The Food and Drug Administration (FDA) publishes DAPs as part of the general information on drugs via its data portal known as [email protected]. These documents contain detailed information about the methods and results of clinical trials, and are unbiased, compared to reports of clinical trials in academic journals. This is because FDA reviewers require adherence to the outcomes and analytic methods prespecified in the original trial protocols, so, in contrast to most journal editors, they are unforgiving of practices such as post hoc switching of outcomes and changes to the planned statistical analyses. These review packages also often report on clinical trials that have never been published.
However, despite their high value, these FDA documents are notoriously difficult to access, aggregate, and search. The website itself is not easy to navigate, and much of the information is stored in PDFs or non-searchable image files for older drugs. As a consequence, they are rarely used by clinicians and researchers. OpenTrialsFDA will work on improving this situation, so that valuable information that is currently hidden away can be discovered, presented, and used to properly inform evidence-based treatment decisions.
The team has started to scrape the FDA website, extracting the relevant information from the PDFs through a process of OCR (optical character recognition). A new OpenTrialsFDA interface will be developed to explore and discover the FDA data. In addition, the information will be integrated into the OpenTrials database, so that for any trial for which a match exists, users can see the corresponding FDA data.
We will be sharing future progress through this blog as the work develops: the final prototype will be presented in early December at the Open Science Prize Showcase.
Contact: [email protected]
More information about the Open Science Prize: https://www.openscienceprize.org/res/p/finalists/
3 thoughts on “OpenTrialsFDA: Unlocking the trove of clinical trial data in [email protected]”

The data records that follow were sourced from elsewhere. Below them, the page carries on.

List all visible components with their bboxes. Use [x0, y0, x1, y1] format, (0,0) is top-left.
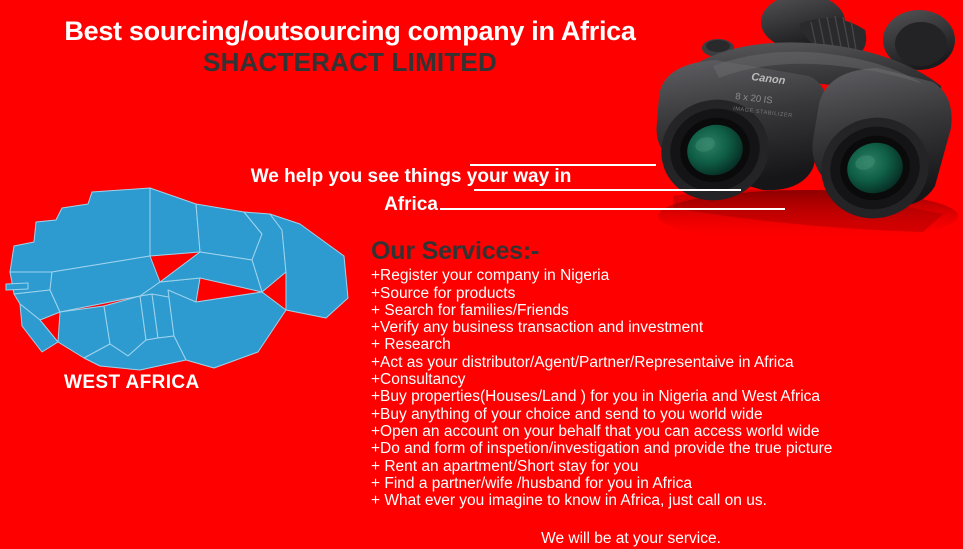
- service-item: + What ever you imagine to know in Afric…: [371, 492, 951, 509]
- service-item: +Buy anything of your choice and send to…: [371, 406, 951, 423]
- service-item: +Act as your distributor/Agent/Partner/R…: [371, 354, 951, 371]
- service-item: + Find a partner/wife /husband for you i…: [371, 475, 951, 492]
- tagline: We help you see things your way in Afric…: [236, 163, 586, 218]
- services-section: Our Services:- +Register your company in…: [371, 238, 951, 509]
- service-item: +Verify any business transaction and inv…: [371, 319, 951, 336]
- image-stabilizer-text: IMAGE STABILIZER: [733, 106, 793, 119]
- service-item: + Rent an apartment/Short stay for you: [371, 458, 951, 475]
- footer-note: We will be at your service.: [371, 530, 891, 548]
- map-label: WEST AFRICA: [64, 372, 200, 394]
- service-item: +Register your company in Nigeria: [371, 267, 951, 284]
- canon-brand-text: Canon: [751, 71, 787, 87]
- service-item: +Consultancy: [371, 371, 951, 388]
- service-item: + Research: [371, 336, 951, 353]
- service-item: +Do and form of inspetion/investigation …: [371, 440, 951, 457]
- headline: Best sourcing/outsourcing company in Afr…: [0, 16, 700, 47]
- company-name: SHACTERACT LIMITED: [0, 48, 700, 78]
- advert-poster: Best sourcing/outsourcing company in Afr…: [0, 0, 963, 549]
- services-list: +Register your company in Nigeria+Source…: [371, 267, 951, 509]
- model-text: 8 x 20 IS: [735, 91, 774, 106]
- service-item: +Source for products: [371, 285, 951, 302]
- service-item: + Search for families/Friends: [371, 302, 951, 319]
- services-heading: Our Services:-: [371, 238, 951, 264]
- service-item: +Open an account on your behalf that you…: [371, 423, 951, 440]
- service-item: +Buy properties(Houses/Land ) for you in…: [371, 388, 951, 405]
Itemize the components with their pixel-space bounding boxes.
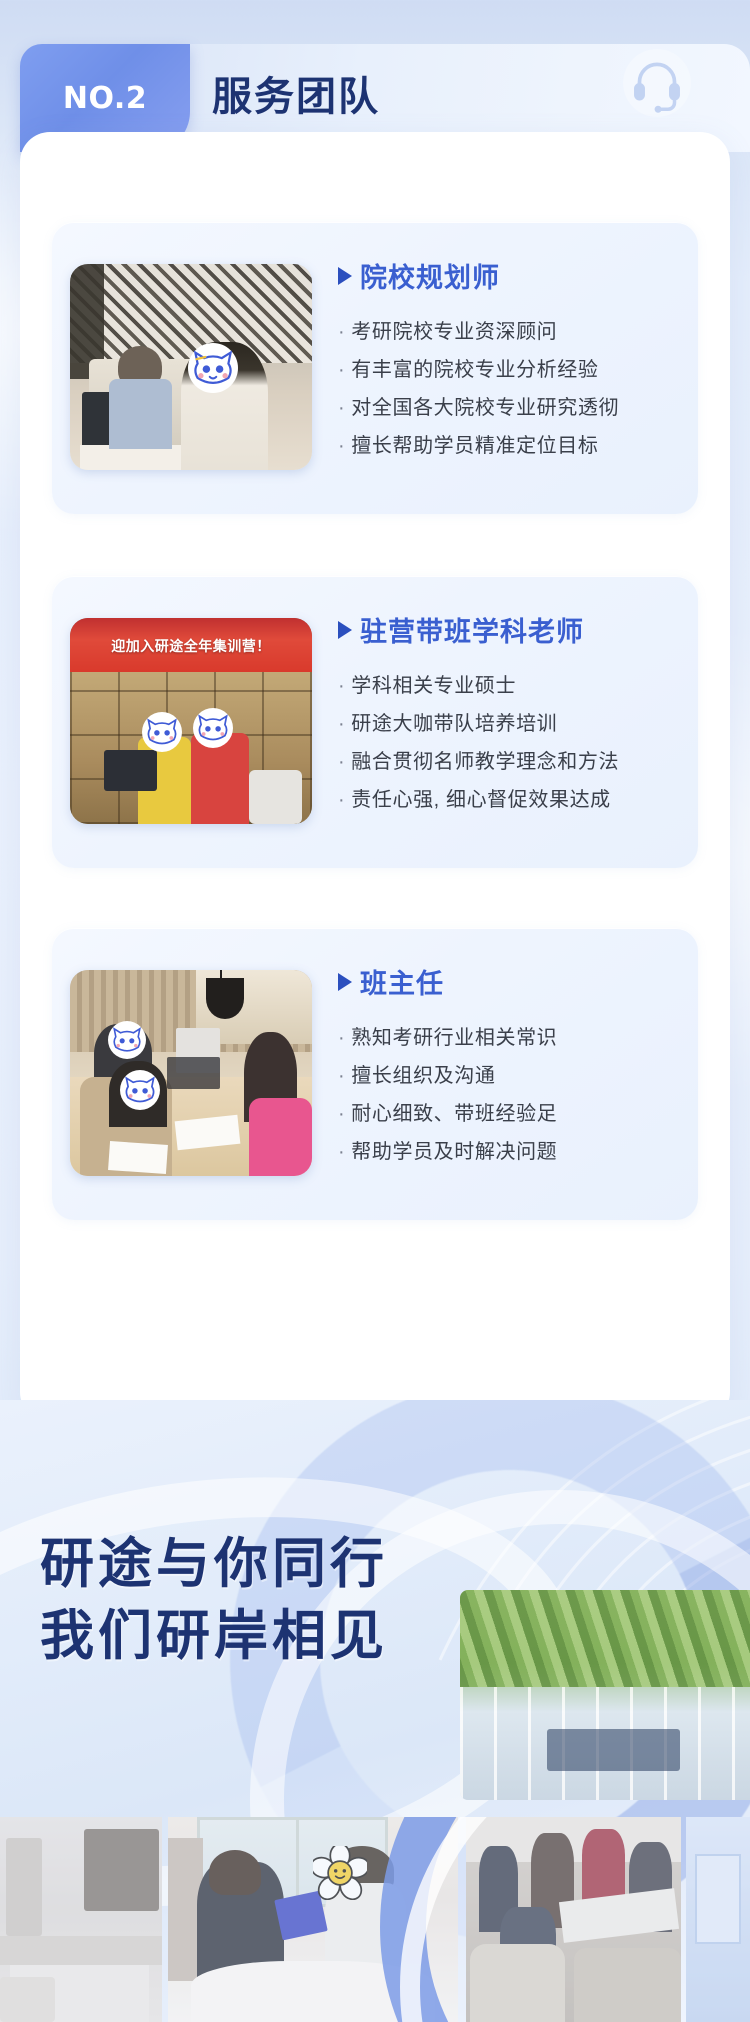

Hooray for OpenTrials. Its results in comparing the journal version of antidepressant trials with FDA information makes the case for a change of law that would require “truth in research labeling” to guide medical journal editors and their peer reviewers. All journal reports should make known whether the authors are reporting trial results in terms of the original a priori protocol submitted to the FDA for marketing approval or some post hoc departure from the original protocol. Knowing which is which would facilitate journal peer review and editor decision making. A petition to the US Congress with proposed language for amending Section 801 of the Public Health Service Act to require the FDA and NIH to coordinate in certifying that trial content submitted by responsible parties to the FDA and to ClinicalTrials.gov are identical. Journal editors could then require authors to disclose that manuscripts submitted for publication are reporting results according to the FDA protocol or not. Peer reviewers and readers of published reports based on post hoc changes in the trial content submitted to the FDA could then check for disparities in reported results. The petition to the US Congress with the proposed amendment of Section 801 of the Public Health Service Act has been submitted to the FDA in response to call for public comments on its recommendation for the sixth reauthorization of the Prescription Drug User Fee Act: http://www.regulations.gov/#!documentDetail;D=FDA-2016-N-1895-0003.
This valuable work adds to evidence that many but not all medical journals legitimate partial and selected evidence as received medical knowledge about drugs, guidelines, and clinical protocols.
It is well known that clinical research journals do not publish negative results.